Всё, всё, что гибелью грозит <…>.
Или, может быть, с помощью романов-предостережений мы заклинаем наше будущее, чтобы оно минуло нас, заклинаем катаклизмы, чтобы они не состоялись, — дикари двадцать первого века! — называем зло, чтобы отпугнуть его?..
Во всяком случае, практическая прогностическая польза от романов-предостережений ничтожна. Разве удалось крупнейшим литераторам начала века предостеречь нас хоть от чего-нибудь? Разве сумели они предугадать и «вычислить» тот рукотворный ад, в который погрузилось человечество двадцатого века?
Ведь и Уэллс, и Хаксли, и Замятин в конечном счёте оказались не столько глубокими мыслителями, сколько великими поэтами, не столько футурологами, сколько прорицателями в самом что ни на есть античном смысле этого слова.

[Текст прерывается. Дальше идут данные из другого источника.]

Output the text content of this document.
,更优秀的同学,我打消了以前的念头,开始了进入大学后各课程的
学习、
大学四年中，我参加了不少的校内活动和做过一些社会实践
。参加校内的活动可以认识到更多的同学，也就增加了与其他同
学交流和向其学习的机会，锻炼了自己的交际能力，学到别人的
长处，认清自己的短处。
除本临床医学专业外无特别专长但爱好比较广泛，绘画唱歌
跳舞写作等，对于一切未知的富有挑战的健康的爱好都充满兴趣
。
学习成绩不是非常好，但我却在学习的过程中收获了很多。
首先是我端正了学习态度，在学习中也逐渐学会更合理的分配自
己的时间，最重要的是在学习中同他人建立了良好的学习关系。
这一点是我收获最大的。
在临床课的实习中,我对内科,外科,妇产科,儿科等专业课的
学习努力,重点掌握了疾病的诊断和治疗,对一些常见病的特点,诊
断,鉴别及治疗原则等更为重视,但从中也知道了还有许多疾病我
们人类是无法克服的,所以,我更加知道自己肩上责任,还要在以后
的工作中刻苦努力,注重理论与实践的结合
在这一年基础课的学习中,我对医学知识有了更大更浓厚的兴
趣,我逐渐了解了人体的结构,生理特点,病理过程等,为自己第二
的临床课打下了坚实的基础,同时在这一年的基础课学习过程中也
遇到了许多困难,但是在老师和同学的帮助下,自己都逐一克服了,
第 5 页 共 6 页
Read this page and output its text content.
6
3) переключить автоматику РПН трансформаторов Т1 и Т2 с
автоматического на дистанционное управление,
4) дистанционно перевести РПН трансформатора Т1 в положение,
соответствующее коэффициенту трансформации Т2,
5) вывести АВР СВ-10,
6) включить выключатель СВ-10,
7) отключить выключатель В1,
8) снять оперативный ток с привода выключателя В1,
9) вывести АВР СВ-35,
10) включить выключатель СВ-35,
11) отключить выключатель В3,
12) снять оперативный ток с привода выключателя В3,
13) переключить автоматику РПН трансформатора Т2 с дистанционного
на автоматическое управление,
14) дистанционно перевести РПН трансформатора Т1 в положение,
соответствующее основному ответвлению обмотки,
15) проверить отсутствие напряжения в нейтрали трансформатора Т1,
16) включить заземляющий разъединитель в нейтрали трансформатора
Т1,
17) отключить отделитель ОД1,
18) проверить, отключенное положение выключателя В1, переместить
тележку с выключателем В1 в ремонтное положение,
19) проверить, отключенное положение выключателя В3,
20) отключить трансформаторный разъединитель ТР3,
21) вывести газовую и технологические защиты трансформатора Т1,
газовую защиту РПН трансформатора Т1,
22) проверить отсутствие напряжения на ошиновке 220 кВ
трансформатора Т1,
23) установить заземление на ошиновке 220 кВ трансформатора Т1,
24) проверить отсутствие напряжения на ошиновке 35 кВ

Они почуяли страшную угрозу, почуяли трупный запах из будущего, но кто будет гореть на кострах, кто будет корчиться на дыбе, какой Сатана станет править бал и почему это всё произойдёт, они не поняли и не угадали.

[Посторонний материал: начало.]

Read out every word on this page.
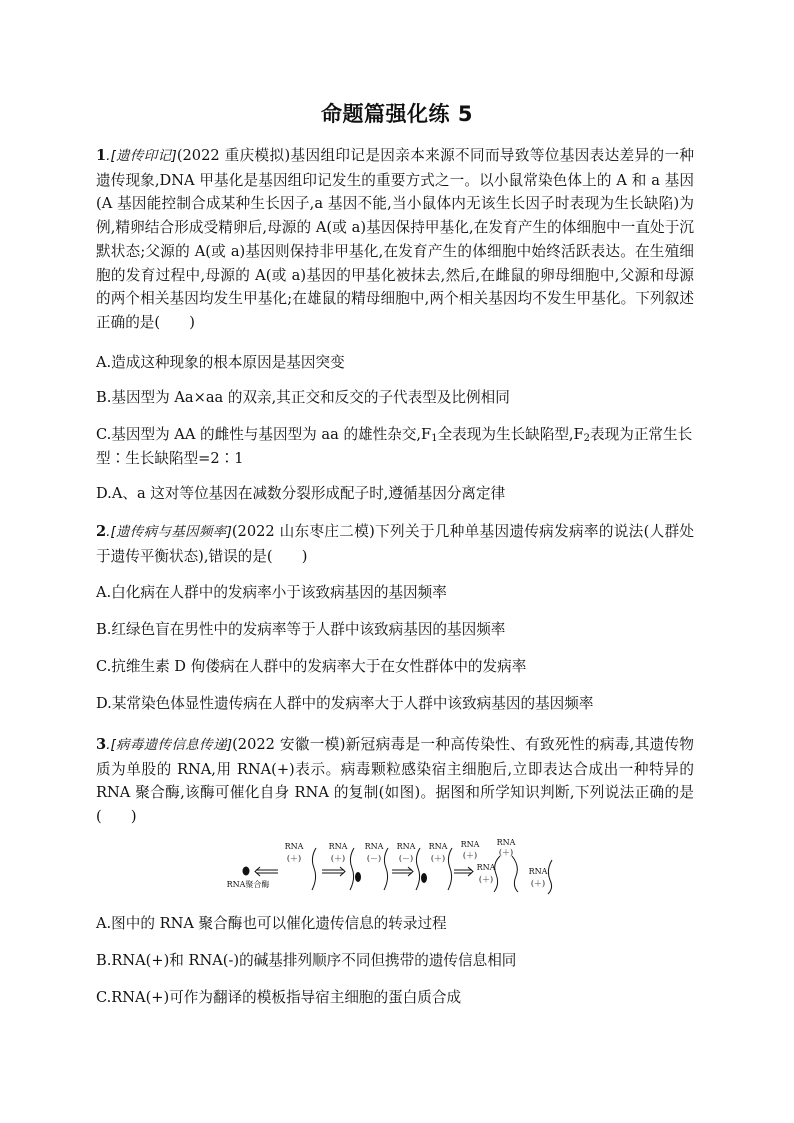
命题篇强化练 5
1.[遗传印记](2022 重庆模拟)基因组印记是因亲本来源不同而导致等位基因表达差异的一种遗传现象,DNA 甲基化是基因组印记发生的重要方式之一。以小鼠常染色体上的 A 和 a 基因(A 基因能控制合成某种生长因子,a 基因不能,当小鼠体内无该生长因子时表现为生长缺陷)为例,精卵结合形成受精卵后,母源的 A(或 a)基因保持甲基化,在发育产生的体细胞中一直处于沉默状态;父源的 A(或 a)基因则保持非甲基化,在发育产生的体细胞中始终活跃表达。在生殖细胞的发育过程中,母源的 A(或 a)基因的甲基化被抹去,然后,在雌鼠的卵母细胞中,父源和母源的两个相关基因均发生甲基化;在雄鼠的精母细胞中,两个相关基因均不发生甲基化。下列叙述正确的是(　　)
A.造成这种现象的根本原因是基因突变
B.基因型为 Aa×aa 的双亲,其正交和反交的子代表型及比例相同
C.基因型为 AA 的雌性与基因型为 aa 的雄性杂交$,F_1$全表现为生长缺陷型$,F_2$表现为正常生长型∶生长缺陷型=2∶1
D.A、a 这对等位基因在减数分裂形成配子时,遵循基因分离定律
2.[遗传病与基因频率](2022 山东枣庄二模)下列关于几种单基因遗传病发病率的说法(人群处于遗传平衡状态),错误的是(　　)
A.白化病在人群中的发病率小于该致病基因的基因频率
B.红绿色盲在男性中的发病率等于人群中该致病基因的基因频率
C.抗维生素 D 佝偻病在人群中的发病率大于在女性群体中的发病率
D.某常染色体显性遗传病在人群中的发病率大于人群中该致病基因的基因频率
3.[病毒遗传信息传递](2022 安徽一模)新冠病毒是一种高传染性、有致死性的病毒,其遗传物质为单股的 RNA,用 RNA(+)表示。病毒颗粒感染宿主细胞后,立即表达合成出一种特异的 RNA 聚合酶,该酶可催化自身 RNA 的复制(如图)。据图和所学知识判断,下列说法正确的是(　　)
RNA聚合酶
RNA
(＋)
RNA
(＋)
RNA
(－)
RNA
(－)
RNA
(＋)
RNA
(＋)
RNA
(＋)
RNA
(＋)
RNA
(＋)
A.图中的 RNA 聚合酶也可以催化遗传信息的转录过程
B.RNA(+)和 RNA(-)的碱基排列顺序不同但携带的遗传信息相同
C.RNA(+)可作为翻译的模板指导宿主细胞的蛋白质合成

Они видели, какую апокалиптическую угрозу таит в себе победное вторжение научно-технического прогресса в косный мир, едва-едва начавший освобождать себя от морали и догм перезревшего феодализма. Они догадывались, что это такое: вчерашний раб, сегодняшний холоп за штурвалом боевого летательного аппарата или — хуже того — за пультом машины государственного управления. Именно в научно-техническом прогрессе видели они главную опасность, ибо им казалось, что наука всемогуща, а всемогущество в лапах дикаря — это гибель цивилизации. И самое страшное, что виделось им за горизонтом, — это превращение человека в робота, исчезновение индивидуальности, номера вместо людей, рационализация чувств и надежд, программируемый механизм вместо общества — по сути дела им виделся всё тот же Город Солнца, но выстроенный самыми современными физиками, химиками, биологами, математиками под управлением самых современных (извечно безжалостных) политиков…

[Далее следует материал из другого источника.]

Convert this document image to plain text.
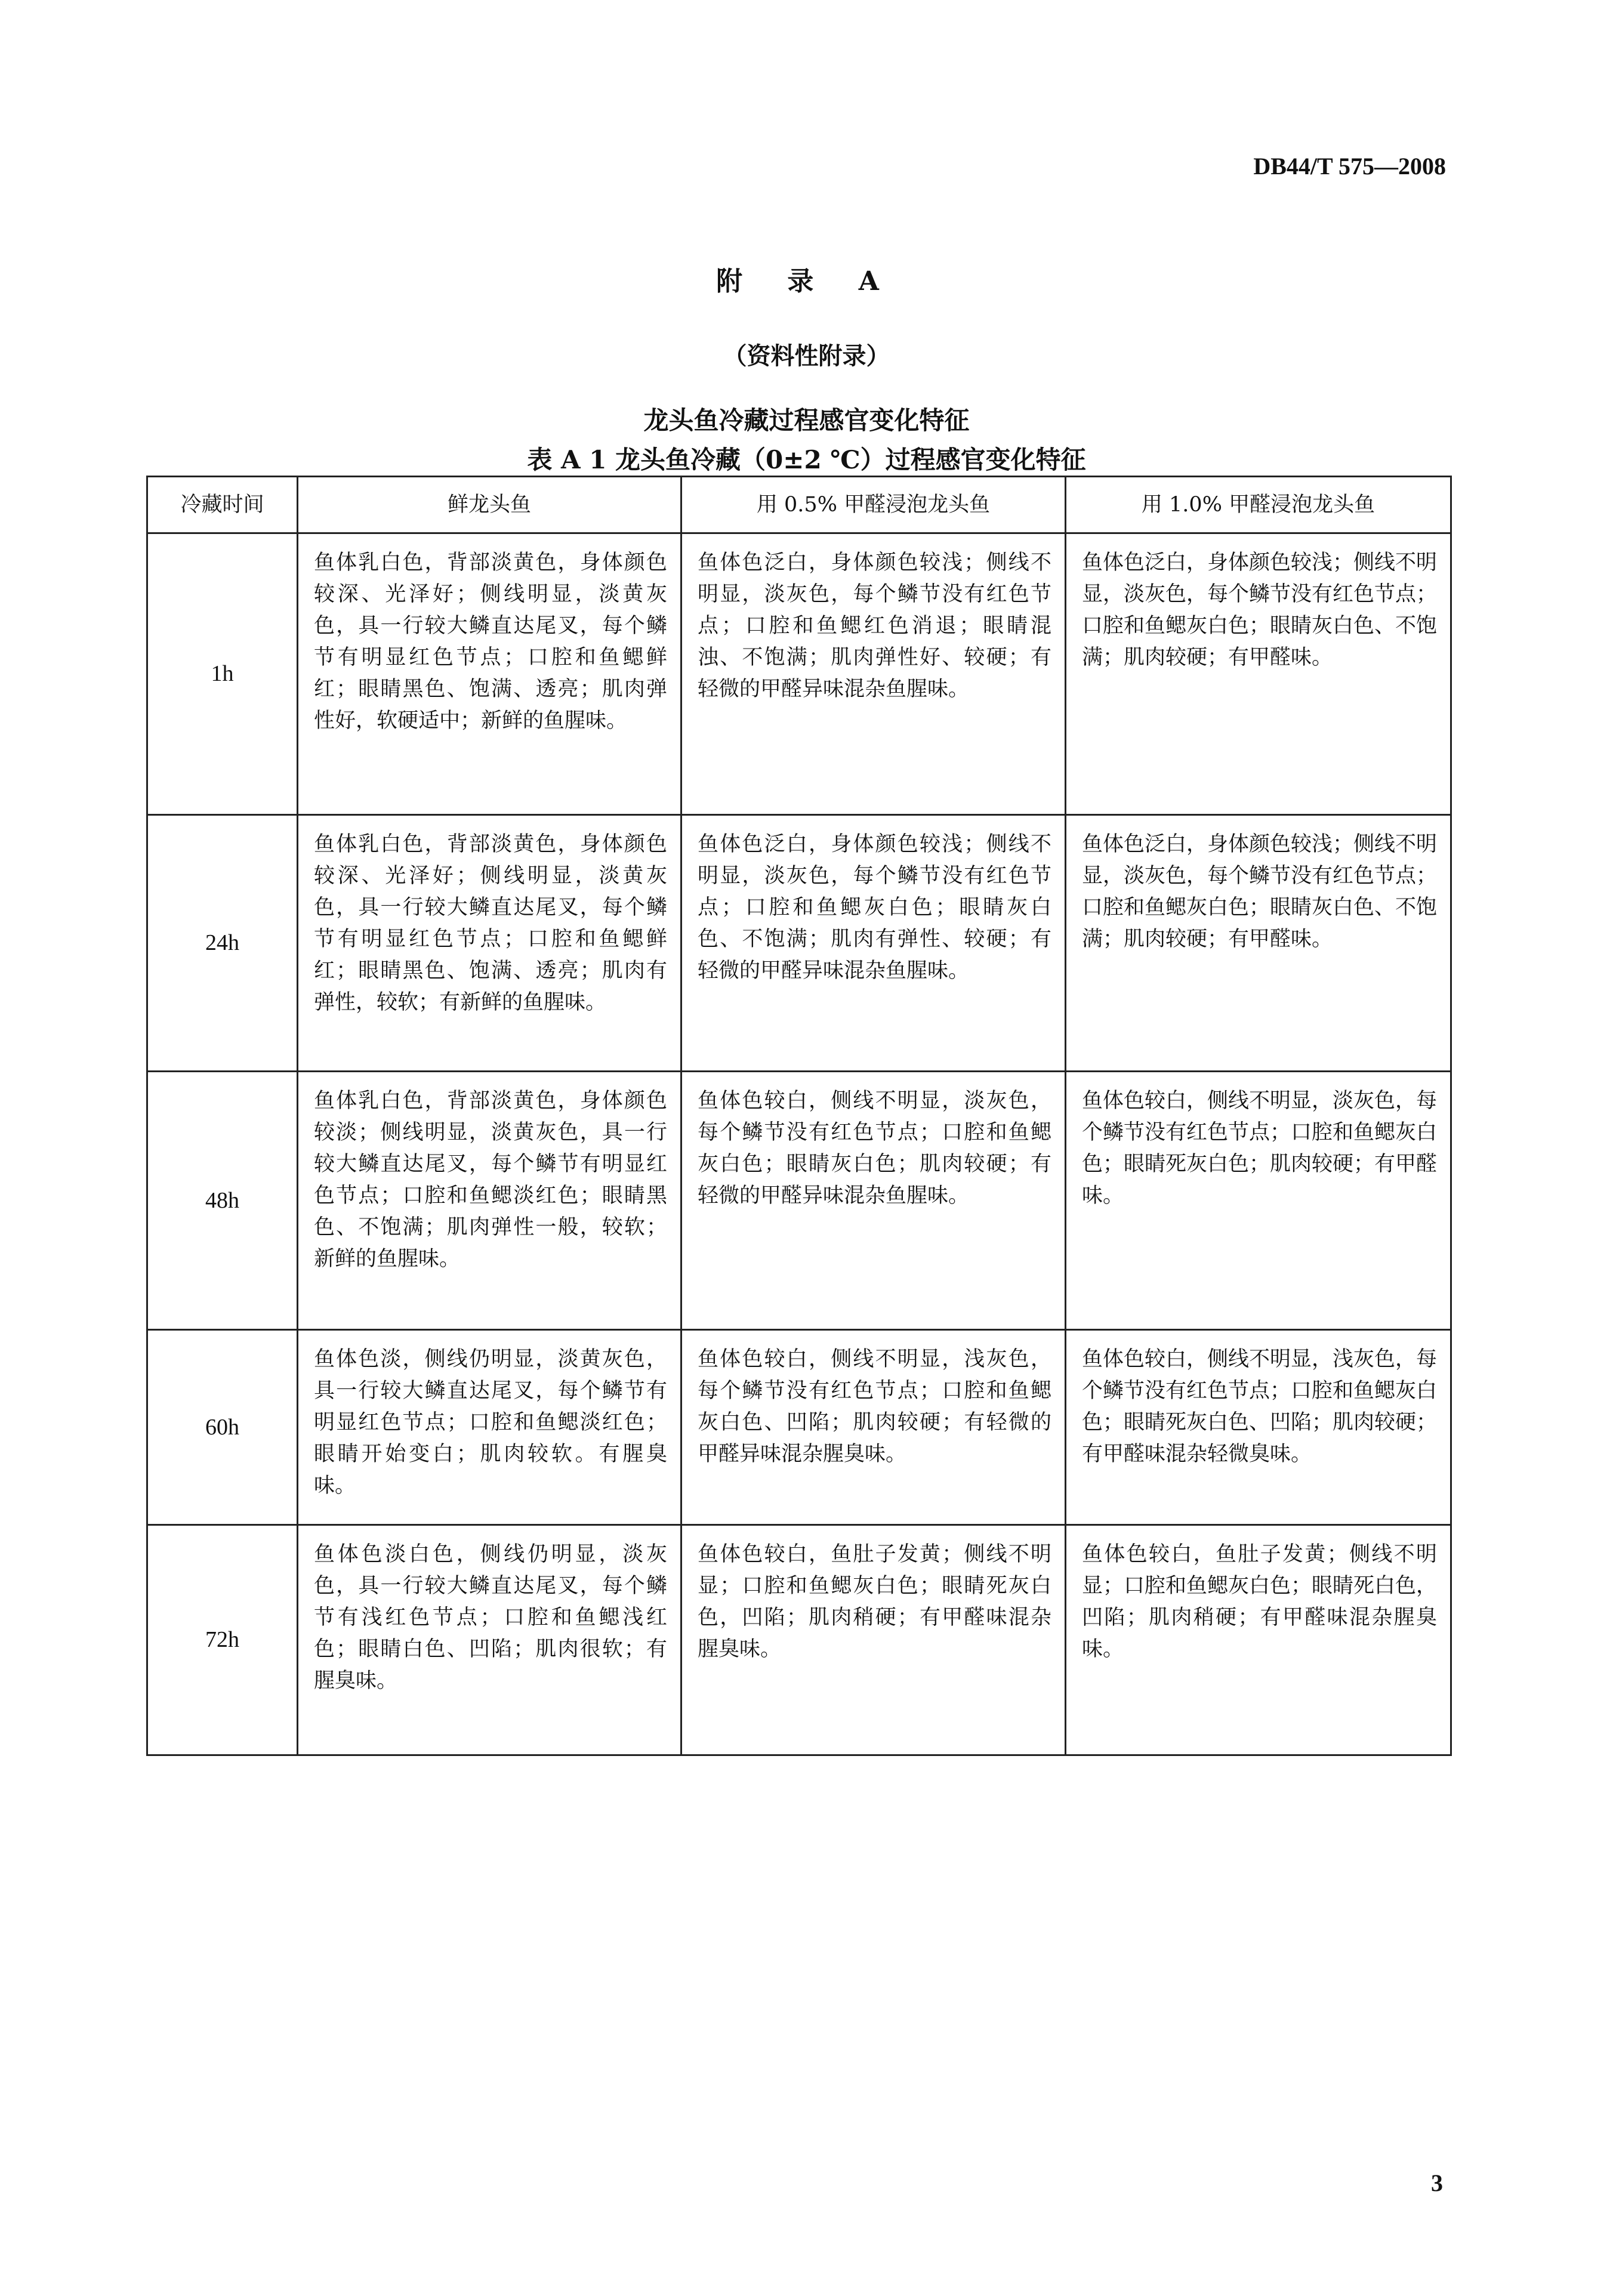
DB44/T 575—2008
附 录 A
（资料性附录）
龙头鱼冷藏过程感官变化特征
表 A 1 龙头鱼冷藏（0±2 ℃）过程感官变化特征
冷藏时间	鲜龙头鱼	用 0.5% 甲醛浸泡龙头鱼	用 1.0% 甲醛浸泡龙头鱼
1h	鱼体乳白色，背部淡黄色，身体颜色较深、光泽好；侧线明显，淡黄灰色，具一行较大鳞直达尾叉，每个鳞节有明显红色节点；口腔和鱼鳃鲜红；眼睛黑色、饱满、透亮；肌肉弹性好，软硬适中；新鲜的鱼腥味。	鱼体色泛白，身体颜色较浅；侧线不明显，淡灰色，每个鳞节没有红色节点；口腔和鱼鳃红色消退；眼睛混浊、不饱满；肌肉弹性好、较硬；有轻微的甲醛异味混杂鱼腥味。	鱼体色泛白，身体颜色较浅；侧线不明显，淡灰色，每个鳞节没有红色节点；口腔和鱼鳃灰白色；眼睛灰白色、不饱满；肌肉较硬；有甲醛味。
24h	鱼体乳白色，背部淡黄色，身体颜色较深、光泽好；侧线明显，淡黄灰色，具一行较大鳞直达尾叉，每个鳞节有明显红色节点；口腔和鱼鳃鲜红；眼睛黑色、饱满、透亮；肌肉有弹性，较软；有新鲜的鱼腥味。	鱼体色泛白，身体颜色较浅；侧线不明显，淡灰色，每个鳞节没有红色节点；口腔和鱼鳃灰白色；眼睛灰白色、不饱满；肌肉有弹性、较硬；有轻微的甲醛异味混杂鱼腥味。	鱼体色泛白，身体颜色较浅；侧线不明显，淡灰色，每个鳞节没有红色节点；口腔和鱼鳃灰白色；眼睛灰白色、不饱满；肌肉较硬；有甲醛味。
48h	鱼体乳白色，背部淡黄色，身体颜色较淡；侧线明显，淡黄灰色，具一行较大鳞直达尾叉，每个鳞节有明显红色节点；口腔和鱼鳃淡红色；眼睛黑色、不饱满；肌肉弹性一般，较软；新鲜的鱼腥味。	鱼体色较白，侧线不明显，淡灰色，每个鳞节没有红色节点；口腔和鱼鳃灰白色；眼睛灰白色；肌肉较硬；有轻微的甲醛异味混杂鱼腥味。	鱼体色较白，侧线不明显，淡灰色，每个鳞节没有红色节点；口腔和鱼鳃灰白色；眼睛死灰白色；肌肉较硬；有甲醛味。
60h	鱼体色淡，侧线仍明显，淡黄灰色，具一行较大鳞直达尾叉，每个鳞节有明显红色节点；口腔和鱼鳃淡红色；眼睛开始变白；肌肉较软。有腥臭味。	鱼体色较白，侧线不明显，浅灰色，每个鳞节没有红色节点；口腔和鱼鳃灰白色、凹陷；肌肉较硬；有轻微的甲醛异味混杂腥臭味。	鱼体色较白，侧线不明显，浅灰色，每个鳞节没有红色节点；口腔和鱼鳃灰白色；眼睛死灰白色、凹陷；肌肉较硬；有甲醛味混杂轻微臭味。
72h	鱼体色淡白色，侧线仍明显，淡灰色，具一行较大鳞直达尾叉，每个鳞节有浅红色节点；口腔和鱼鳃浅红色；眼睛白色、凹陷；肌肉很软；有腥臭味。	鱼体色较白，鱼肚子发黄；侧线不明显；口腔和鱼鳃灰白色；眼睛死灰白色，凹陷；肌肉稍硬；有甲醛味混杂腥臭味。	鱼体色较白，鱼肚子发黄；侧线不明显；口腔和鱼鳃灰白色；眼睛死白色，凹陷；肌肉稍硬；有甲醛味混杂腥臭味。
3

Однако мы знаем теперь, что реальность оказалась гораздо страшнее, чем эти их сумрачные прорицания. Опыт гнусных тоталитарных режимов XX века обнаружил, что с человеком может происходить кое-что похуже, чем превращение в робота. Он остаётся человеком, но он делается плохим человеком. И чем жёстче и беспощаднее режим, тем хуже и опаснее делается массовый человек. Он становится злобным, невежественным, трусливым, подлым, циничным и жестоким. Он становится рабом. (Похоже, мыслители конца девятнадцатого подзабыли, что такое раб, — двадцатый век напомнил им об этом.)

  •  

Любой тоталитарный режим стоит — как на железобетонном фундаменте — на идее беспрекословного подчинения.
<…> установленной идеологии.
<…> установленному порядку.
<…> установленному свыше начальнику.
Человек свободен в рамках беспрекословного подчинения. Человек хорош, если он не выходит за рамки беспрекословного подчинения. Человек может быть назван умным, добрым, честным, порядочным, благородным, только лишь пока он не вышел за рамки беспрекословного подчинения…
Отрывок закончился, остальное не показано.